Campbell also attempted to show that the mileage report was not the real reason for his termination by pointing to two white merchandisers who overreported their mileage but were not fired. Evidence that a plaintiff was treated less favorably than similarly situated comparators outside the plaintiff's protected group can raise a question of fact as to pretext. See Cruz v. Coach Stores, Inc., 202 F.3d 560, 567–68 (2d Cir. 2000). But the comparator must have engaged in “comparable conduct” of “comparable seriousness.” Graham v. Long Island R.R., 230 F.3d 34, 40 (2d Cir. 2000) (quotation marks omitted); see also Cruz, 202 F.3d at 568. Here, as the District Court pointed out, the white merchandisers were not similarly situated to Campbell because their mileage reports showed that they overreported their mileage by sixty miles or less, whereas Campbell's mileage report showed much more significant overreporting of 577 miles during the same period. Accordingly, we conclude that Campbell failed to sustain his burden of adducing evidence that rebutted Bottling Group's proffered legitimate reason and thus defeat summary judgment on his discriminatory termination and retaliation claims.

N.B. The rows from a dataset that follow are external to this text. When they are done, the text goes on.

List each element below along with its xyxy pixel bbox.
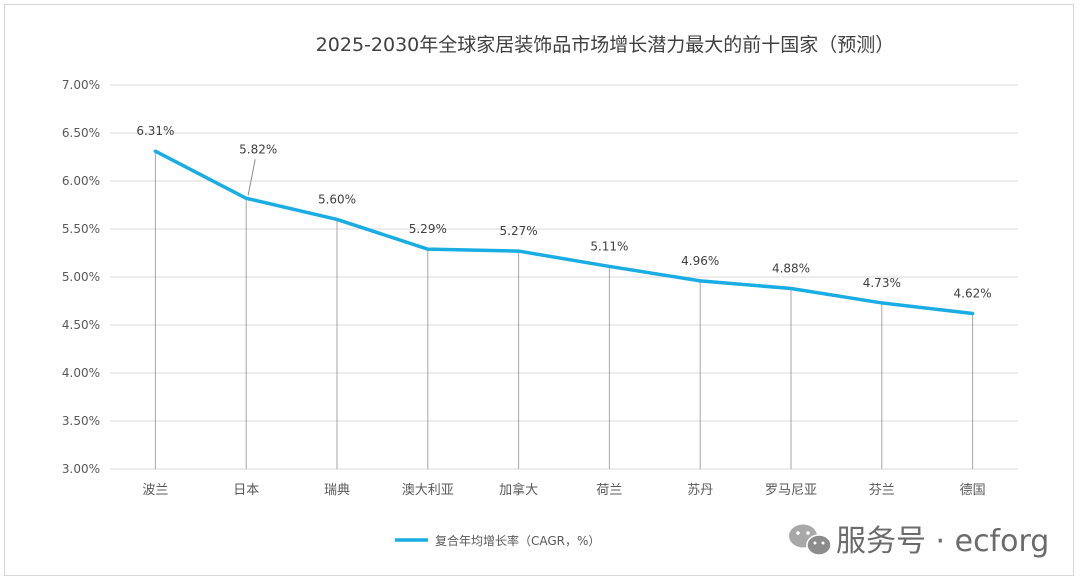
x-category-label: 德国 <box>960 483 986 498</box>
wechat-icon <box>789 524 832 556</box>
x-category-label: 瑞典 <box>324 483 350 498</box>
x-category-label: 罗马尼亚 <box>765 483 817 498</box>
x-category-label: 苏丹 <box>687 482 713 498</box>
y-tick-label: 4.50% <box>62 318 100 332</box>
data-label: 4.62% <box>954 286 992 300</box>
watermark: 服务号 · ecforg <box>789 524 1049 559</box>
y-tick-label: 4.00% <box>62 366 100 380</box>
watermark-text: 服务号 · ecforg <box>836 524 1049 559</box>
y-tick-label: 3.00% <box>62 462 100 476</box>
data-label: 5.11% <box>590 239 628 253</box>
y-tick-label: 6.00% <box>62 174 100 188</box>
y-tick-label: 5.00% <box>62 270 100 284</box>
y-tick-label: 5.50% <box>62 222 100 236</box>
x-category-label: 澳大利亚 <box>402 482 454 498</box>
grid-layer <box>110 84 1018 470</box>
x-category-label: 荷兰 <box>596 483 622 498</box>
series-layer <box>153 149 975 316</box>
y-tick-label: 7.00% <box>62 78 100 92</box>
chart-title: 2025-2030年全球家居装饰品市场增长潜力最大的前十国家（预测） <box>316 34 895 56</box>
legend-label: 复合年均增长率（CAGR，%） <box>435 533 600 548</box>
x-category-label: 加拿大 <box>499 482 538 498</box>
data-label: 4.88% <box>772 262 810 276</box>
data-label: 6.31% <box>136 124 174 138</box>
chart-frame <box>4 4 1074 576</box>
data-labels: 6.31% 5.82% 5.60% 5.29% 5.27% 5.11% 4.96% 4.88%… <box>136 124 991 300</box>
x-axis-category-labels: 波兰 日本 瑞典 澳大利亚 加拿大 荷兰 苏丹 罗马尼亚 芬兰 德国 <box>142 482 985 498</box>
series-line <box>153 149 975 316</box>
x-category-label: 芬兰 <box>869 483 895 498</box>
data-label: 5.29% <box>409 222 447 236</box>
x-category-label: 波兰 <box>142 483 168 498</box>
data-label: 5.60% <box>318 192 356 206</box>
y-axis-tick-labels: 3.00% 3.50% 4.00% 4.50% 5.00% 5.50% 6.00% 6.50%… <box>62 78 100 476</box>
data-label: 5.27% <box>500 224 538 238</box>
x-category-label: 日本 <box>233 483 259 498</box>
data-label: 4.96% <box>681 254 719 268</box>
y-tick-label: 6.50% <box>62 126 100 140</box>
data-label: 4.73% <box>863 276 901 290</box>
legend: 复合年均增长率（CAGR，%） <box>395 533 600 548</box>
data-label: 5.82% <box>239 142 277 156</box>
data-label-leader <box>247 159 256 196</box>
y-tick-label: 3.50% <box>62 414 100 428</box>
drop-lines <box>154 151 974 469</box>
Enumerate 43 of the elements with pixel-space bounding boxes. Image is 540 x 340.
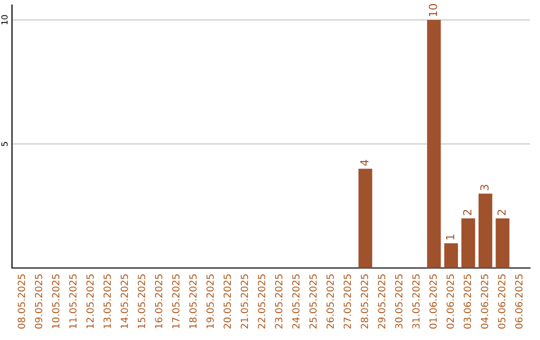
x-tick-label: 27.05.2025 <box>344 274 352 329</box>
x-tick-label: 19.05.2025 <box>206 274 214 328</box>
x-tick-label: 15.05.2025 <box>138 274 146 328</box>
x-tick-label: 09.05.2025 <box>34 274 42 329</box>
y-tick-label: 5 <box>1 142 8 146</box>
data-label: 1 <box>446 234 454 240</box>
data-label: 4 <box>360 160 368 166</box>
x-tick-label: 17.05.2025 <box>172 274 180 328</box>
x-tick-label: 28.05.2025 <box>360 274 368 329</box>
x-tick-label: 03.06.2025 <box>464 274 472 329</box>
x-tick-label: 20.05.2025 <box>224 274 231 329</box>
x-tick-label: 23.05.2025 <box>275 274 282 329</box>
bar <box>358 168 372 268</box>
x-tick-label: 02.06.2025 <box>446 274 454 329</box>
x-tick-label: 16.05.2025 <box>154 274 162 328</box>
x-tick-label: 04.06.2025 <box>480 274 488 329</box>
x-tick-label: 29.05.2025 <box>378 274 386 329</box>
x-tick-label: 26.05.2025 <box>326 274 334 329</box>
x-tick-label: 08.05.2025 <box>18 274 26 329</box>
data-label: 2 <box>497 210 506 216</box>
x-tick-label: 30.05.2025 <box>395 274 402 328</box>
x-tick-label: 01.06.2025 <box>429 274 437 329</box>
x-tick-label: 14.05.2025 <box>120 274 128 328</box>
x-tick-label: 21.05.2025 <box>240 274 248 329</box>
x-tick-label: 05.06.2025 <box>498 274 506 329</box>
bar <box>478 194 492 268</box>
data-label: 2 <box>463 210 472 216</box>
x-tick-label: 25.05.2025 <box>309 274 317 329</box>
data-label: 10 <box>428 4 438 16</box>
bar <box>461 218 476 268</box>
x-tick-label: 22.05.2025 <box>258 274 266 329</box>
x-tick-label: 13.05.2025 <box>104 274 111 328</box>
x-tick-label: 18.05.2025 <box>189 274 197 328</box>
x-tick-label: 06.06.2025 <box>515 274 523 329</box>
bar <box>496 218 510 268</box>
bar <box>444 243 458 268</box>
x-tick-label: 24.05.2025 <box>292 274 300 329</box>
x-tick-label: 12.05.2025 <box>86 274 94 328</box>
x-tick-label: 11.05.2025 <box>69 274 77 328</box>
data-label: 3 <box>480 184 489 190</box>
x-tick-label: 31.05.2025 <box>412 274 420 328</box>
x-tick-label: 10.05.2025 <box>52 274 60 328</box>
bar <box>427 20 441 268</box>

Finally, substantially for the reasons stated by the District Court, we agree that Campbell failed to demonstrate that he was subjected to a racially hostile work environment. To establish a claim for hostile work environment, a plaintiff must show discriminatory conduct that was “sufficiently severe or pervasive to alter the conditions of the victim's employment and create an abusive working environment.” Alfano v. Costello, 294 F.3d 365, 373 (2d Cir. 2002) (quotation marks omitted); see also Summa v. Hofstra Univ., 708 F.3d 115, 123–24 (2d Cir. 2013). A plaintiff must show either “a single incident [that] was extraordinarily severe” or “a series of incidents [that] were sufficiently continuous and concerted to have altered the conditions of [his] working environment.” Alfano, 294 F.3d at 374 (quotation marks omitted). Viewing the record in Campbell's favor, we agree with the District Court that the incidents to which Campbell points do not rise to the level of being severe or pervasive. For example, Campbell offered evidence that his former supervisor, Robert Flaherty, told him “that there was a ‘stink’ on him ․ due to [his] performance issues.” Sp. App'x 7–8. Even if we assume that the statement had racial overtones, this single remark falls below the “extraordinarily severe” standard for a hostile work environment claim based on a single incident. Moreover, Campbell's conclusory and generalized allegations of harassment and criticism of his job performance do not establish a nexus to a protected ground. For the first time on appeal, Campbell also asserts that Flaherty called him “kid,” a term that Campbell analogized to being called “boy.” The analogy is not without basis, but because Campbell's assertion was not previously made to the District Court, we decline to consider it as support for Campbell's hostile work environment claim for the first time on appeal. See Harrison v. Republic of Sudan, 838 F.3d 86, 96 (2d Cir. 2016) (“[I]t is a well-established general rule that an appellate court will not consider an issue raised for the first time on appeal.” (quotation marks omitted)).
We have considered Campbell's remaining arguments and conclude that they are without merit. For the foregoing reasons, the judgment of the District Court is AFFIRMED.